Ainsi en va-t-il , par exemple des cuisines, ouvertes sur le salon, certes, mais constituant des pièces indépendantes éclairées naturellement par leur propre fenêtre, ce qui a malheureusement tendance à disparaître aujourd’hui dans de nombreuses opérations de logements. On pourrait aussi citer, les espaces de distributions intérieurs qui ont quasiment disparu dans les appartements, grâce à l’utilisation intelligente du demi-palier. Ou encore le fait que tous les habitants accèderont à leur logement directement depuis l’extérieur.
Les choix constructifs sont ici intrinsèquement liés aux choix architecturaux. L’utilisation de la brique massive (façades en mulots autoporteurs) et du bois (menuiseries, ossatures et bardages) est déterminante dans la sensation rassurante de domesticité qui émane de cet ensemble. Elle renvoie volontairement l’opération au temps long d’une tradition dans laquelle souhaitent s’inscrire les architectes, qui piochent dans cette histoire intellectuelle éprouvée des ressources pour concevoir des logements répondant aux défis d’aujourd’hui.
Les choix sont raisonnés plus que démonstratifs. L’emploi du béton est limité aux ouvrages d’infrastructures, aux voiles transversaux porteurs et aux planchers. Les logements traversants favorisent la ventilation naturelle. La stratégie de mix énergétique est basée sur les renouvelables (chaufferie biomasse, PAC dans les maisons).
On notera enfin, le soin apporté aux détails : le chatoiement de la brique rouge-orangé, son harmonie avec les tuiles canal des maisons à patios, le traitement légèrement rustique des joints affleurants entre les briques, ou encore le bardage bois en douglas qui n’a pas été pré-grisé pour donner cette ambiance chaleureuse aux patios.

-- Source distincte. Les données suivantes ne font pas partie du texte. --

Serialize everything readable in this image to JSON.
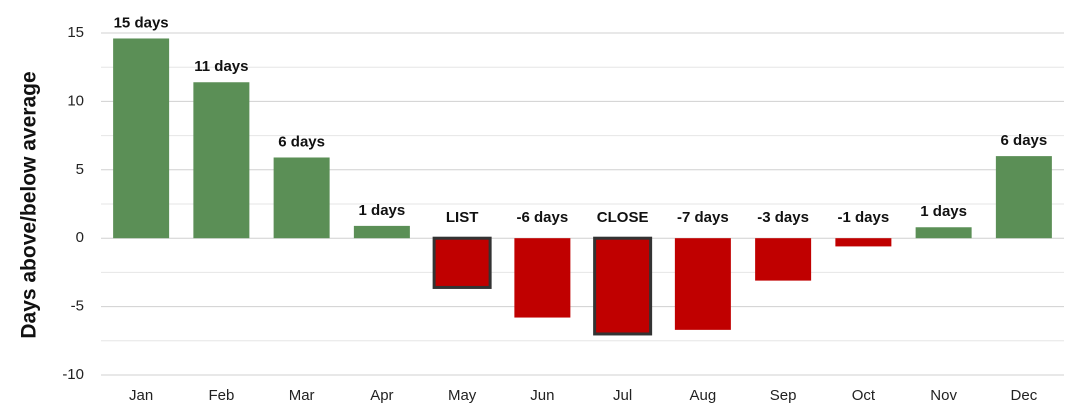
{
  "chart_data": {
    "type": "bar",
    "y_label": "Days above/below average",
    "categories": [
      "Jan",
      "Feb",
      "Mar",
      "Apr",
      "May",
      "Jun",
      "Jul",
      "Aug",
      "Sep",
      "Oct",
      "Nov",
      "Dec"
    ],
    "values": [
      14.6,
      11.4,
      5.9,
      0.9,
      -3.6,
      -5.8,
      -7.0,
      -6.7,
      -3.1,
      -0.6,
      0.8,
      6.0
    ],
    "value_labels": [
      "15 days",
      "11 days",
      "6 days",
      "1 days",
      "LIST",
      "-6 days",
      "CLOSE",
      "-7 days",
      "-3 days",
      "-1 days",
      "1 days",
      "6 days"
    ],
    "positive_color": "#5b8f56",
    "negative_color": "#c00000",
    "outline_color": "#333333",
    "outlined": [
      4,
      6
    ],
    "ylim": [
      -10,
      15
    ],
    "yticks": [
      -10,
      -5,
      0,
      5,
      10,
      15
    ],
    "minor_yticks": [
      -7.5,
      -2.5,
      2.5,
      7.5,
      12.5
    ],
    "grid": true
  }
}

“Belles vues sur des typologies plurielles”, route de Chevreuse, 91290 Arpajon
Maître d’ouvrage : I3F
Maître d’œuvre : Jean et Aline Harari architectes (architecte chef de projet : Franck Lemoine ; architecte assistant : Lucas Mongin) / TEKHNE Ingénierie / BET fluides : Synergie / D’Ici Là paysages & territoires
Programme : Construction de 56 logements sociaux, 1000m2 commerces et 75 places de stationnement sur une parcelle de 6894m2. Les logements sont répartis en neuf maisons individuelles (2 T3, 3 T4, 4 T5), trente-neuf logements collectifs (1 T1, 4 T2, 25 T3, 6 T4, 1 T5), sept logements intermédiaires (2 T2, 2 T3, 2 T4, 1T5) et 1 grand logement de 10 pièces en colocation pour l’Association Cap Solidarités.
Calendrier : en chantier – livraison prévue début 2024.